A la question de savoir quelle analyse les députés font de l’entrée des troupes françaises à Kidal sans l’armée malienne, le jeune député de Baraouéli a expliqué que ce constat a d’abord préoccupé la Commission défense. Lorsqu’elle a approché les responsables militaires, les explications données sont, selon lui, rassurantes.

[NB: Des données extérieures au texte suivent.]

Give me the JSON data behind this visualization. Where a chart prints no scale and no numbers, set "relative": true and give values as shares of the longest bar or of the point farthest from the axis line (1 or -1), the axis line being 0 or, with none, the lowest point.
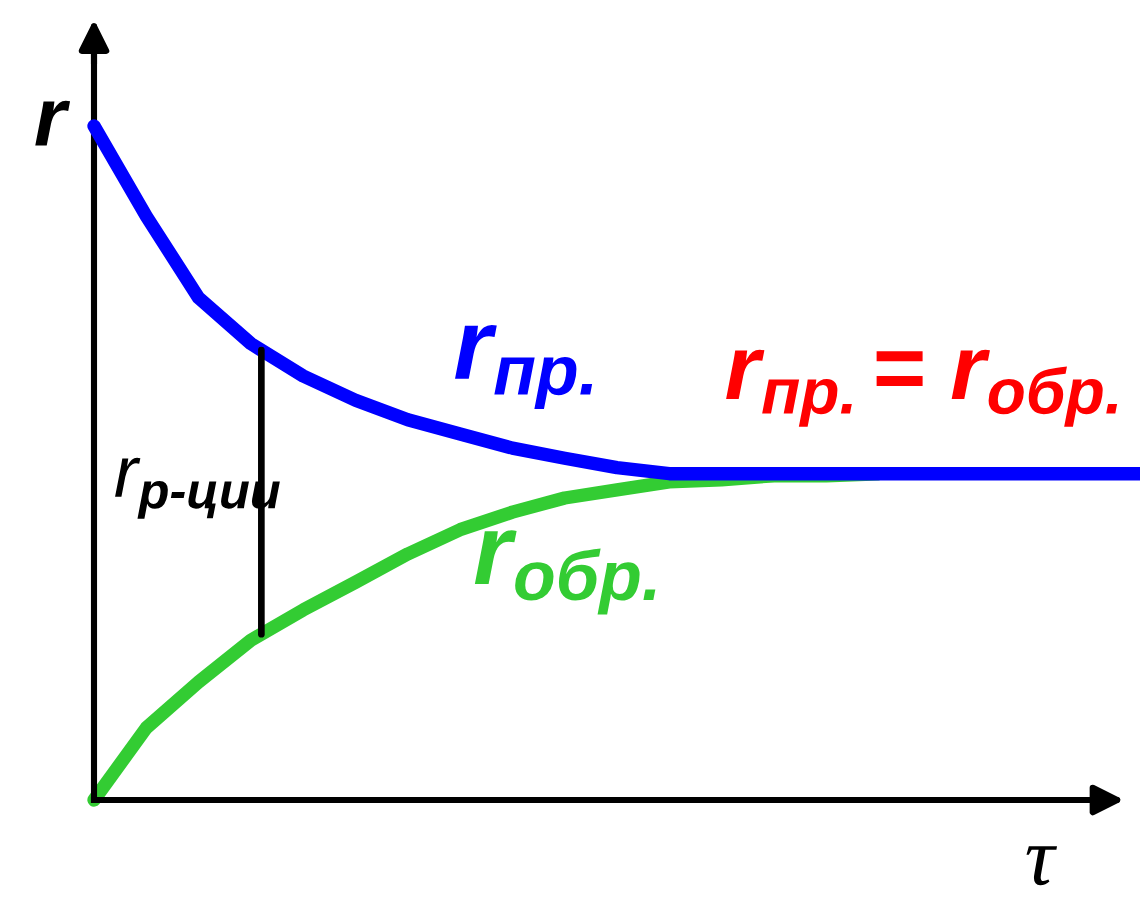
{
  "chart_data": {
    "type": "line",
    "relative": true,
    "xlabel": "τ",
    "ylabel": "r",
    "tick_labels": false,
    "legend": false,
    "categories": [
      null,
      null,
      null,
      null,
      null,
      null,
      null,
      null,
      null,
      null,
      null,
      null,
      null,
      null,
      null,
      null,
      null,
      null,
      null,
      null,
      null
    ],
    "series": [
      {
        "name": "r$_{обр.}$",
        "color": "#33cc33",
        "values": [
          0,
          0.107,
          0.175,
          0.237,
          0.282,
          0.323,
          0.365,
          0.401,
          0.427,
          0.448,
          0.46,
          0.472,
          0.475,
          0.481,
          0.481,
          0.484,
          null,
          null,
          null,
          null,
          null
        ]
      },
      {
        "name": "r$_{пр.}$",
        "color": "#0000ff",
        "values": [
          1,
          0.866,
          0.745,
          0.677,
          0.629,
          0.593,
          0.564,
          0.543,
          0.522,
          0.507,
          0.493,
          0.484,
          0.484,
          0.484,
          0.484,
          0.484,
          0.484,
          0.484,
          0.484,
          0.484,
          0.484
        ]
      }
    ],
    "annotations": [
      "r$_{р‐ции}$",
      {
        "text": "r$_{пр.}$= r$_{обр.}$",
        "y": 0.484
      }
    ]
  }
}
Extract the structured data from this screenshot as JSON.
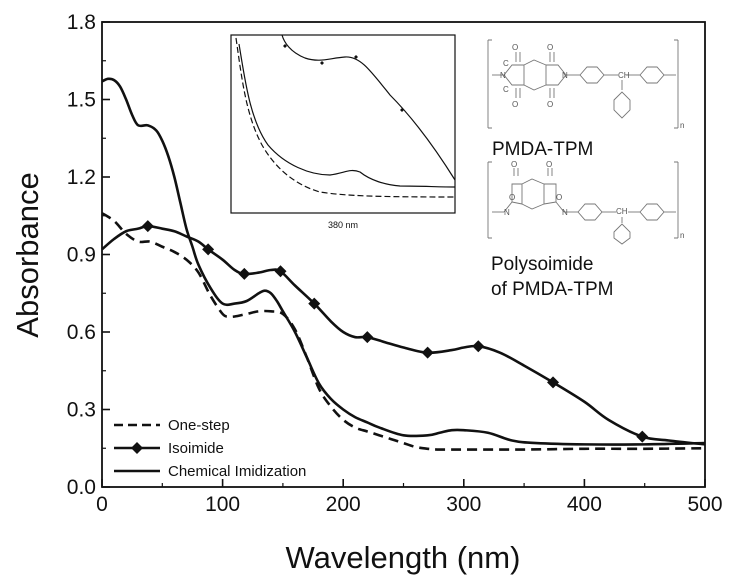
{
  "chart_data": {
    "type": "line",
    "xlabel": "Wavelength (nm)",
    "ylabel": "Absorbance",
    "xlim": [
      0,
      500
    ],
    "ylim": [
      0.0,
      1.8
    ],
    "x_ticks": [
      "0",
      "100",
      "200",
      "300",
      "400",
      "500"
    ],
    "y_ticks": [
      "0.0",
      "0.3",
      "0.6",
      "0.9",
      "1.2",
      "1.5",
      "1.8"
    ],
    "grid": false,
    "legend_position": "bottom-left",
    "series": [
      {
        "name": "One-step",
        "style": "dashed",
        "x": [
          0,
          10,
          20,
          30,
          40,
          50,
          60,
          70,
          80,
          90,
          100,
          105,
          110,
          120,
          130,
          140,
          150,
          160,
          170,
          180,
          190,
          200,
          210,
          220,
          230,
          240,
          250,
          260,
          270,
          280,
          300,
          350,
          400,
          450,
          500
        ],
        "y": [
          1.06,
          1.03,
          0.98,
          0.95,
          0.95,
          0.93,
          0.91,
          0.88,
          0.83,
          0.74,
          0.67,
          0.66,
          0.66,
          0.67,
          0.68,
          0.68,
          0.67,
          0.61,
          0.5,
          0.38,
          0.31,
          0.26,
          0.23,
          0.215,
          0.2,
          0.185,
          0.17,
          0.155,
          0.148,
          0.145,
          0.145,
          0.145,
          0.148,
          0.148,
          0.15
        ]
      },
      {
        "name": "Isoimide",
        "style": "solid-diamond",
        "x": [
          0,
          10,
          20,
          30,
          38,
          50,
          60,
          70,
          80,
          88,
          100,
          110,
          118,
          130,
          140,
          148,
          160,
          176,
          190,
          200,
          210,
          220,
          235,
          250,
          270,
          290,
          300,
          312,
          330,
          350,
          374,
          400,
          420,
          448,
          470,
          500
        ],
        "y": [
          0.92,
          0.96,
          0.99,
          1.0,
          1.01,
          1.0,
          0.99,
          0.97,
          0.95,
          0.92,
          0.88,
          0.84,
          0.825,
          0.83,
          0.84,
          0.835,
          0.78,
          0.71,
          0.64,
          0.6,
          0.58,
          0.58,
          0.56,
          0.54,
          0.52,
          0.53,
          0.54,
          0.545,
          0.52,
          0.47,
          0.405,
          0.33,
          0.26,
          0.195,
          0.18,
          0.165
        ]
      },
      {
        "name": "Chemical Imidization",
        "style": "solid",
        "x": [
          0,
          5,
          10,
          15,
          20,
          25,
          30,
          38,
          45,
          50,
          55,
          60,
          65,
          70,
          75,
          80,
          90,
          100,
          110,
          120,
          130,
          135,
          140,
          145,
          150,
          160,
          170,
          180,
          190,
          200,
          210,
          220,
          230,
          250,
          270,
          280,
          290,
          300,
          320,
          340,
          360,
          400,
          450,
          500
        ],
        "y": [
          1.57,
          1.58,
          1.575,
          1.55,
          1.5,
          1.44,
          1.4,
          1.4,
          1.38,
          1.34,
          1.28,
          1.2,
          1.1,
          1.0,
          0.93,
          0.86,
          0.77,
          0.71,
          0.71,
          0.72,
          0.75,
          0.76,
          0.75,
          0.72,
          0.68,
          0.6,
          0.5,
          0.4,
          0.34,
          0.3,
          0.27,
          0.25,
          0.23,
          0.2,
          0.2,
          0.21,
          0.22,
          0.22,
          0.21,
          0.18,
          0.17,
          0.165,
          0.165,
          0.17
        ]
      }
    ],
    "inset": {
      "xlabel": "380 nm",
      "note": "zoomed view around 380 nm"
    },
    "annotations": [
      "PMDA-TPM",
      "Polysoimide",
      "of PMDA-TPM"
    ],
    "structure_label_n": "n"
  }
}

« Il faut avoir des moyens logistiques conséquents et une bonne préparation à l’armée malienne avant son entrée à Kidal, qui est une zone particulièrement difficile d’accès, vu les distances. La présence de groupes armés dans la zone incite nos troupes à s’aguerrir sérieusement avant d’y pénétrer pour ne pas aller tomber dans des embuscades. Il n’y a pas de localité sur le territoire national où l’armée ne se rendra pas. Les stratégies militaires n’ont pas besoin de beaucoup de commentaires« , a-t-il expliqué.

Quid de la réconciliation au sein de l’armée avec l’affaire des bérets rouges ? Pour l’honorable Bouréma Dicko, l’Hémicycle joue un grand rôle dans ce dossier. La Commission avait organisé, en novembre 2012, des écoutes et recueilli les préoccupations de toutes les parties : régiment para commando, officiers supérieurs, anciens combattants, Haut conseil islamique, etc. Un rapport a été rédigé et soumis aux autorités. « Il faut appliquer dans toute leur rigueur les textes qui réglementent le domaine militaire pour éviter que cette affaire connaissent d’autres développements ».

A la question de savoir si le Mali doit négocier avec le MNLA, l’élu de la nation dira qu’en tant qu’auteur des atrocités les plus inimaginables -dont les massacres d’Aguel Hock- contre les populations, aucun groupe comme le MNLA ne doit être admis à la table de dialogue avec l’Etat malien.

Il s’est félicité des mandats d’arrêts lancés contre les terroristes. Il a alors indiqué que cette liste des 28 criminels «doit être complétée avec d’autres noms dont ceux des colonels Bamoussa et Assalat et d’autres membres du MNLA». Il faut aussi que le gouvernement saisisse l’Assemblée nationale pour la levée de l’immunité parlementaire des quatre députés (Ibrahim Ag Assaleh, Algabass Ag Intalla, Amada Ag Bibi, Deity Ag Sidimou) qui sont sur cette liste.